By Natalie Cioffari
On Thursday, Oct. 27 the Woman Can Have It All series, hosted by Linda E. McMahon, had its first event of the semester with guest Cindi Bigelow. The event was also sponsored by the Jack Welch College of Business. This year, SHU L.O.V.E, the women’s choir, made an appearance and welcomed everyone with music.
Bigelow is a third generation President and CEO of the family-owned company Bigelow Tea. She graduated from Boston College, and has a MBA from Northwestern University, along with honorary doctorates from Fairfield University and the University of New Haven.
The company was started in 1945 by Bigelow’s grandmother, who also created the Bigelow’s first tea “Constant Comments.” Its name is exactly how it is perceived; her grandmother received numerous comments about her first tea, hence the name.
Bigelow grew up surrounded by the family’s business, and at 16-years-old she started working with the company. “It’s a family business and a family jewel. Not a lot of people have an opportunity like this,” she said in her presentation. “I was blessed with how I was raised.”
In 2005, Bigelow took the title of President and CEO. During this time, she established the Annual Bigelow Tea Community Challenge, where the company raises and donates money to local charities around the area. She also supports our troops by sending boxes of tea to different military stations, with little cards thanking them for their service.
Q: With this being the first event of the semester [for the Woman Can Have It All series], why did you pick Cindi Bigelow?
A: Linda: Well Cindi Bigelow is so recognized here in Fairfield county. She is so accomplished. Not only has her company been around for over 70 years, but she is also the third President and CEO in the company. She has such a commitment not only to her company, but also to her community. She is well known for her philanthropy, she is well known for her speaking engagement, she has a passion for education, she’s a wonderful coup for us to be able have her on our schedule, and we are delighted to have Cindi here. We are actually welcoming her back. In 2011 she was the recipient of our Discovery Gala event.

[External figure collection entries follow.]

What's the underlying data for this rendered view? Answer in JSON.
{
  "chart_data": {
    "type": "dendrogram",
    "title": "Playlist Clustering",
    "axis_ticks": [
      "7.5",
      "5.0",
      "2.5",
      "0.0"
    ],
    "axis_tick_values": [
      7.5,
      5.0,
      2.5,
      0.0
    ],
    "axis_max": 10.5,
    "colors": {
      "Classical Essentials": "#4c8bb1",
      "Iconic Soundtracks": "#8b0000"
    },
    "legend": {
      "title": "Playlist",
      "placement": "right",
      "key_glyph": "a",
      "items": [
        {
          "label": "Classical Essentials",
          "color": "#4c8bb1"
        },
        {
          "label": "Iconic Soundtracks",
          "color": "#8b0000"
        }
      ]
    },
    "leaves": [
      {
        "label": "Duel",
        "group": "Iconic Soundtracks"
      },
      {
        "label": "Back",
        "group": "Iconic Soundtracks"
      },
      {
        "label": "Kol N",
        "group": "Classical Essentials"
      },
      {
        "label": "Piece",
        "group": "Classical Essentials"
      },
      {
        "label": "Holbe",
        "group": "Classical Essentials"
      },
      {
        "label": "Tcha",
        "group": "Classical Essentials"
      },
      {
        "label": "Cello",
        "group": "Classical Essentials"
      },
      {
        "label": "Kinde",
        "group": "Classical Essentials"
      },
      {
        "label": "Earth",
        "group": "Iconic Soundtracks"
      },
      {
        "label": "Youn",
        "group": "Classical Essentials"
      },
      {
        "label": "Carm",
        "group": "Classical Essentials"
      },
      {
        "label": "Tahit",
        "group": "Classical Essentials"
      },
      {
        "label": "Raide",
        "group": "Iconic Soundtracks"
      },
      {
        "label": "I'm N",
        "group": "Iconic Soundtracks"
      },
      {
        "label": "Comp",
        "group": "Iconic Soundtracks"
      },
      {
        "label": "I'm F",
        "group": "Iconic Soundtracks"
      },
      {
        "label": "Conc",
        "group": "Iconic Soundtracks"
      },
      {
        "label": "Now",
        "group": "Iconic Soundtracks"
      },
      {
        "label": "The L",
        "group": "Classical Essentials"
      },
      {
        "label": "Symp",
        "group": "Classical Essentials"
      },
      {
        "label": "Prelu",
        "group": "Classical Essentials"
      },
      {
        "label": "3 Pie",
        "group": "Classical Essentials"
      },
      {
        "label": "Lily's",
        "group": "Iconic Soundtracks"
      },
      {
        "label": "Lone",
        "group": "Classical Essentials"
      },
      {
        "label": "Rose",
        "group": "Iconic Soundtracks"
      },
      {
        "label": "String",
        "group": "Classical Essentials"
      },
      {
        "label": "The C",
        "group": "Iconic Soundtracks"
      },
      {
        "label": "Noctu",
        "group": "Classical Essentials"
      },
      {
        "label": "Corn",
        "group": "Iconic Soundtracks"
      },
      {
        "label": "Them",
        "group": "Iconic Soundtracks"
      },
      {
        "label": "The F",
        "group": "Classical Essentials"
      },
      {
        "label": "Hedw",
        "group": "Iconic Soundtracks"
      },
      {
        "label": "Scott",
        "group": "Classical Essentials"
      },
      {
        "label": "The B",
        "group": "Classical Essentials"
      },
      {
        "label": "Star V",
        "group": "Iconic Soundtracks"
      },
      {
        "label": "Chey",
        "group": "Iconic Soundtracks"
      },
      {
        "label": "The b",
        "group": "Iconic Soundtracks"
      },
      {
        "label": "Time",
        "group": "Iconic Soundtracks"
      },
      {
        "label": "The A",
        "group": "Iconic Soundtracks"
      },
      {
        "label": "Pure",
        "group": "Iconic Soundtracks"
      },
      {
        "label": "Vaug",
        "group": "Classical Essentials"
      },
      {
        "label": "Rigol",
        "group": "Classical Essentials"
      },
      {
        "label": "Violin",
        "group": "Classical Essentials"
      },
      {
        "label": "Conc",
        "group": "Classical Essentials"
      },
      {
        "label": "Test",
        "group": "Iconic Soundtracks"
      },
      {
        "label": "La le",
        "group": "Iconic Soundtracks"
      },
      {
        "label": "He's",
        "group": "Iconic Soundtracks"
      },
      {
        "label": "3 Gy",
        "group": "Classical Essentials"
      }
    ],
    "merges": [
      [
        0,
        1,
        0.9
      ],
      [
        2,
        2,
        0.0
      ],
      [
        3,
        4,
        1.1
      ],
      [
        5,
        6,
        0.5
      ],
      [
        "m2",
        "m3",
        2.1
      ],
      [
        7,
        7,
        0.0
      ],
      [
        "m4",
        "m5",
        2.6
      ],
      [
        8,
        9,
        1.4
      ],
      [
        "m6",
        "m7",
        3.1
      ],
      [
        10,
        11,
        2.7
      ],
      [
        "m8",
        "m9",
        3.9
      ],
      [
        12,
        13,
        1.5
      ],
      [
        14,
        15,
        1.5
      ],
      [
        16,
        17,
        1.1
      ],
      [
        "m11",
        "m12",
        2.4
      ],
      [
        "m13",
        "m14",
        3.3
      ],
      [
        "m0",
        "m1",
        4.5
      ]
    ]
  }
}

Q: Growing up around a business, what is something you can tell women that want to be entrepreneurs or CEOs who are not brought up with something like that at their fingertips?
A: Cindi: I think, first of all, the desire is very important. But, it’s not just desire, it’s also a skill set. So if it’s something you want to do you have to take inventory of yourself and say, “what is a good leader to you?” and “what are the skill sets that you have that align with being a good leader?” Whether you’re male or female you need to make sure if you’re looking for a title like CEO or you want to run an organization, you need to understand that’s a significant reasonability. You to need to be starting early on determining what are the proper skills sets that you need be developing yourself starting very young.
Q: You really push for scheduling and time management. What is something you could tell us college students about that?
A: Cindi: It’s priorities. It’s establishing, for example, as a student: “what’s important to you?” I can’t speak for every student, but let’s just say you want to do well. You have to carve out that time. Starting at Boston College, I use to wake up at 6 o’clock to do my accounting, because I knew at 5 o’clock it was happy hour and everyone was running around getting some beers. All of that scheduling capability allows you to establish what your priorities are. Now, does that mean missing out on hanging out? Well yes, you have to make sure you are doing that too. You do not want to be this robot that has everything scheduled. You need to carve out time to relax with your friends. So just find out what’s important to you, learn those disciplines now, and you’ll take that with you forever.
Q: Is there anything going forward that you hope to give to your generation, or other generations?
A: Cindi: I hope to give everyday, and I hope to make the world a better place everyday. I hope to be non-judgmental, but I know it’s hard to do everyday of every minute. I hope to try and appreciate, and to try and bring positive energy everywhere that I go. If I can do that, then the pain that I have experienced in my past it’s a good thing.